Reproduction Abstracts

Introduction: Menstruation is an inflammatory process characterised by tissue breakdown, bleeding and recruitment of leukocytes. Resolution of this inflammation at menses is critical both to limiting tissue damage and to efficient repair. Apoptosis and clearance of apoptotic cells are necessary for this process, and are thought to involve neutrophils.

Our aims were to (i) delineate neutrophil numbers and identify apoptosis in peri-menstrual endometrium and (ii) examine a mouse model of induced menstruation to determine if similar processes are present.

Materials and methods: Late secretory to early proliferative phase endometrial biopsies were collected with ethical approval from consenting women with regular cycles and no overt pathology. Cycle stage was determined by serum hormones, day of cycle and histology.

C57Bl/6J mice underwent induced menstruation using sequential oestrogen and progesterone exposure and uterine oil injections to effect decidualisation. Progesterone withdrawal induced bleeding.

Tissue sections were immunohistochemically-stained for cleaved caspase-3 (an apoptosis marker), and elastase, MPO and Gr-1 (human and mouse neutrophil markers). Caspase-3 activation was assessed by semi-quantitative histoscoring, while neutrophil abundance was determined by stereology microscopy and ImageJ.

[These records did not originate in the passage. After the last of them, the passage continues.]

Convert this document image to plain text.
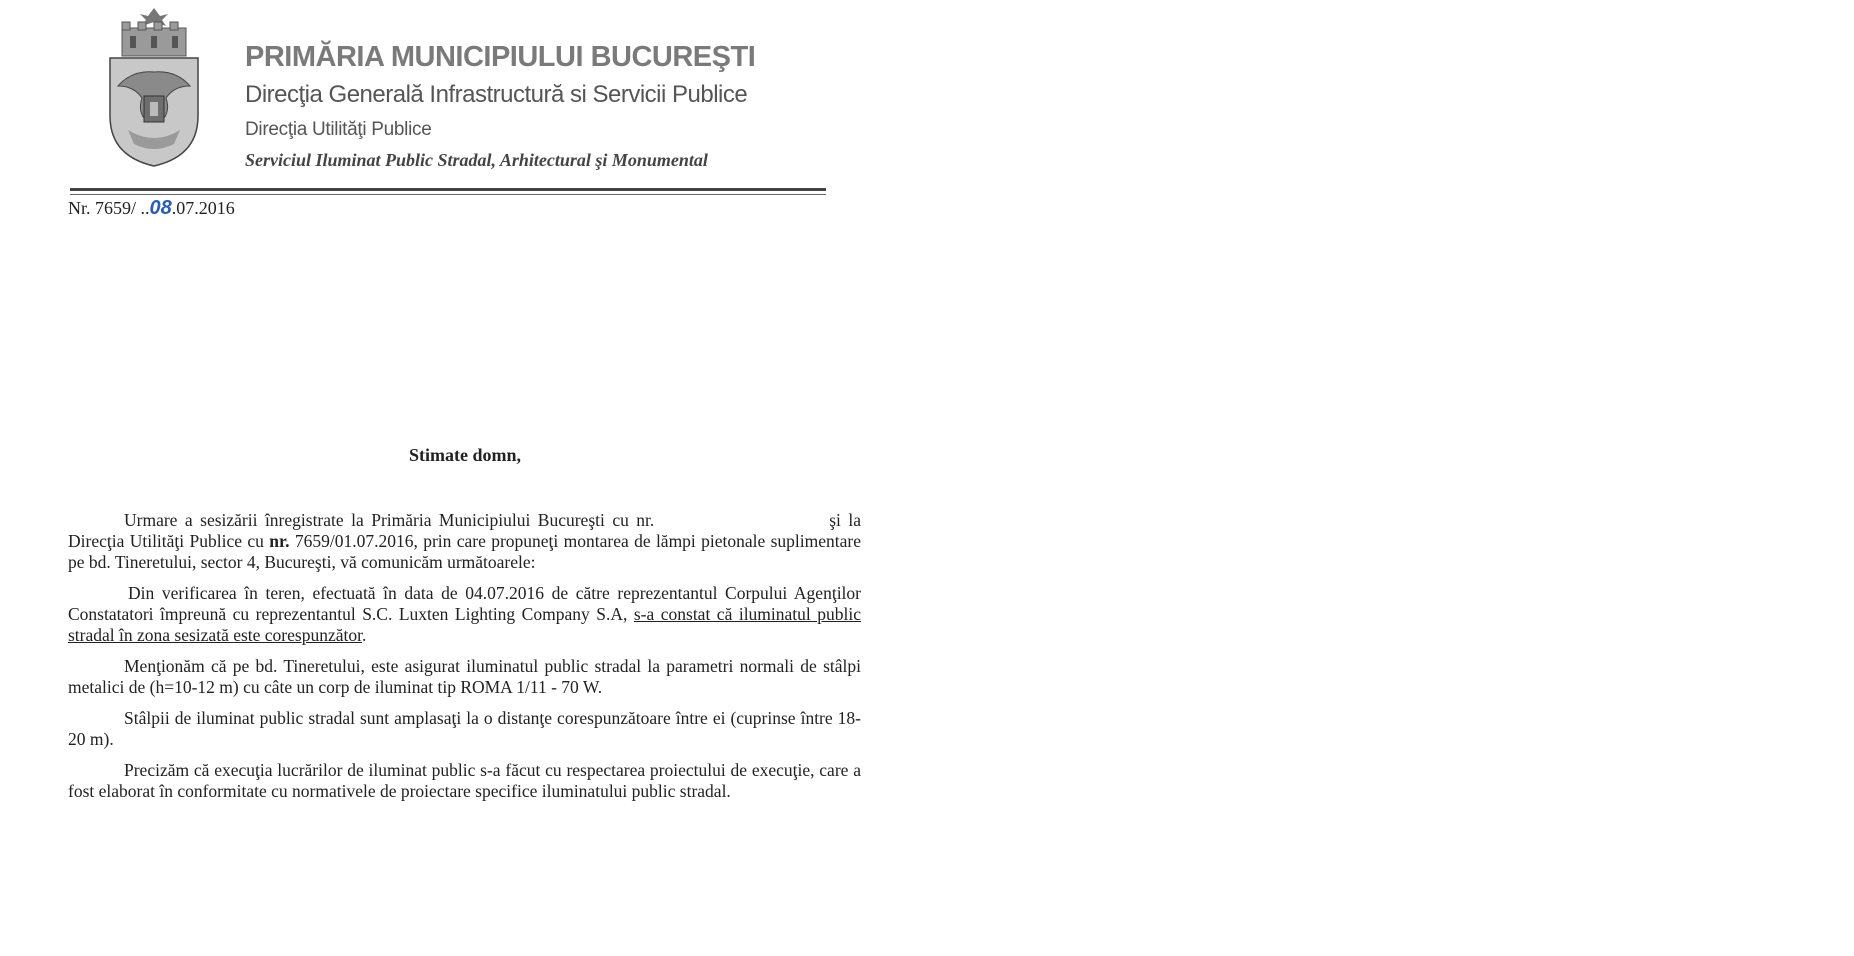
PRIMĂRIA MUNICIPIULUI BUCUREŞTI
Direcţia Generală Infrastructură si Servicii Publice
Direcţia Utilităţi Publice
Serviciul Iluminat Public Stradal, Arhitectural şi Monumental
Nr. 7659/ ..08.07.2016
Stimate domn,

Urmare a sesizării înregistrate la Primăria Municipiului Bucureşti cu nr.	şi la Direcţia Utilităţi Publice cu nr. 7659/01.07.2016, prin care propuneţi montarea de lămpi pietonale suplimentare pe bd. Tineretului, sector 4, Bucureşti, vă comunicăm următoarele:

Din verificarea în teren, efectuată în data de 04.07.2016 de către reprezentantul Corpului Agenţilor Constatatori împreună cu reprezentantul S.C. Luxten Lighting Company S.A, s-a constat că iluminatul public stradal în zona sesizată este corespunzător.

Menţionăm că pe bd. Tineretului, este asigurat iluminatul public stradal la parametri normali de stâlpi metalici de (h=10-12 m) cu câte un corp de iluminat tip ROMA 1/11 - 70 W.

Stâlpii de iluminat public stradal sunt amplasaţi la o distanţe corespunzătoare între ei (cuprinse între 18-20 m).

Precizăm că execuţia lucrărilor de iluminat public s-a făcut cu respectarea proiectului de execuţie, care a fost elaborat în conformitate cu normativele de proiectare specifice iluminatului public stradal.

Results and discussion: Immunostaining revealed increasing epithelial and stromal caspase-3 activation prior to menstrual bleeding, followed by a precipitous influx of neutrophils at menses. Apoptosis preceded leukocyte recruitment in both human and mouse endometrium, and is likely, as in other systems, to be crucial for resolution of inflammation.

We have demonstrated that this induced mouse menstruation model shows changes analogous to the human endometrium and is a useful model for future mechanistic studies.